[critique] Si tu t’en vas : L’école est finie !

© Victor Tonelli

Kelly Rivière a écrit un texte d’une rare intelligence sur les relations qu’élèves et enseignants entretiennent avec l’école, le travail et la réussite. Une vraie pépite à ne pas rater !

Peut-être choisit-on de devenir professeur, ou de le rester, pour permettre aux élèves d’éviter les erreurs que l’on a soi-même commises… Loin des poncifs menteurs sur la noblesse de la vocation, loin des caricatures grotesques qui transforment ce métier en sacerdoce après l’avoir présenté si longtemps comme une sinécure, Kelly Rivière a écrit un texte d’une acuité anthropologique et d’une intelligence psychologique rares. Il met en présence Nathan et Madame Ogier. Le premier a décidé de quitter le lycée pour aller faire fortune à Dubaï ; la seconde essaie de le convaincre de ne pas partir.

Entre chien et loup

Nathan est fils de paysan. Il a vu son père trimer à la ferme, s’épuiser au cul des vaches et s’effondrer dans la boue. Il a vu sa mère fuir cet univers d’ingrat labeur. Il a découvert que l’on pouvait faire fortune en revendant des sneakers sur Internet : activité lucrative, propre, benoîte. Le rêve émirati a remplacé le rêve américain : on fantasme aujourd’hui sur le Burj Khalifa comme on rêvait autrefois de la statue de la Liberté. Face à Nathan, se tient Madame Ogier, occupée à corriger des copies dans une salle de classe déserte. On est entre chien et loup, précise Kelly Rivière : tel est le carrefour où se trouve Nathan, qui peut choisir de demeurer à la niche ou de partir rejoindre la meute des self-made-men guidée par Elon Musk, son héros.

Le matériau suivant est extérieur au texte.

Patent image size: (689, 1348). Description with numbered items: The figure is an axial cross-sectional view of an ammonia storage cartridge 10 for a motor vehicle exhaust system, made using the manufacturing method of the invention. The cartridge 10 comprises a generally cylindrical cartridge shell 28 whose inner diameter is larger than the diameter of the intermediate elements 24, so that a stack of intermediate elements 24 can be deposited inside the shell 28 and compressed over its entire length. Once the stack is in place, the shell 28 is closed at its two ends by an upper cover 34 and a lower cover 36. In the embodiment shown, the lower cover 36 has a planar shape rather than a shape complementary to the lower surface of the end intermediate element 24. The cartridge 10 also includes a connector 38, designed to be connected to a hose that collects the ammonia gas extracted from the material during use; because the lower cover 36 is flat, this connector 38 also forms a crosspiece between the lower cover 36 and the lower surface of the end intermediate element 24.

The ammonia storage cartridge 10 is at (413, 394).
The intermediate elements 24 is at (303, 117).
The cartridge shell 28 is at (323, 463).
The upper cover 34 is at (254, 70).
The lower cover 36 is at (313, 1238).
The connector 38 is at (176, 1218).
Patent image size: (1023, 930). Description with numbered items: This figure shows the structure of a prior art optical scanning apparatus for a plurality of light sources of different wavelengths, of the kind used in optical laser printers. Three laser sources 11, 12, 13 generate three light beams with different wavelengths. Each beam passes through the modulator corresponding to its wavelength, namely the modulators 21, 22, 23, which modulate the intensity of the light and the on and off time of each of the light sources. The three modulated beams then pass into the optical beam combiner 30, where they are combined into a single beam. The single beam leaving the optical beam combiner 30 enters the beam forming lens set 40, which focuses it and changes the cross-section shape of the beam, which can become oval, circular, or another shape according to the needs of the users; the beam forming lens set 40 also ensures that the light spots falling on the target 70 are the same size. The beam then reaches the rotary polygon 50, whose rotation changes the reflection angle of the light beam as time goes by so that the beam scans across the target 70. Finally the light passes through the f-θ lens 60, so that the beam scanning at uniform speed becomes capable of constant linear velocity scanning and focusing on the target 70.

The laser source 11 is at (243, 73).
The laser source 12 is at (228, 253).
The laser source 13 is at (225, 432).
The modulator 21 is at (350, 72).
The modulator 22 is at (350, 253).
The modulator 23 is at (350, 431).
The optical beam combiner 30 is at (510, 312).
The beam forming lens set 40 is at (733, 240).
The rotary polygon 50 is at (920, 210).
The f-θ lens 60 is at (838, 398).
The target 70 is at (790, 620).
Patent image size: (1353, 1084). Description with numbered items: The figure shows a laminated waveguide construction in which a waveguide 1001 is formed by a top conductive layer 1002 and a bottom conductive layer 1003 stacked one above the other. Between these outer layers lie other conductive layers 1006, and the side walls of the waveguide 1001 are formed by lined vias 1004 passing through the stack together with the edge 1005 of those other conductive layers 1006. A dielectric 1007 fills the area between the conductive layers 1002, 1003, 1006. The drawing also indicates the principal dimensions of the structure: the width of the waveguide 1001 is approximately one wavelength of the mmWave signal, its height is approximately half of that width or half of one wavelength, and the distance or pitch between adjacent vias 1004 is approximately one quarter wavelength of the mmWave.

Entre réussite et accomplissement

Philippe Baronnet met en scène la rencontre entre Nathan (Pierre Bidard) et Madame Ogier (Kelly Rivière) avec élégance et précision, sans sombrer dans le pathos ou les effets inutiles. Le dialogue est à huis clos : la seule force du texte fait apparaître l’affrontement des représentations. Certes, incompréhension il y a ; certes, les points de vue divergent. Mais la maïeutique de la scène fait merveille en révélant les enjeux sociétaux et moraux de ce dialogue. L’engagement dans le jeu et la vérité fulgurante de l’analyse sont éblouissants. Ils offrent un portrait de notre école et de notre société d’une sensationnelle vérité.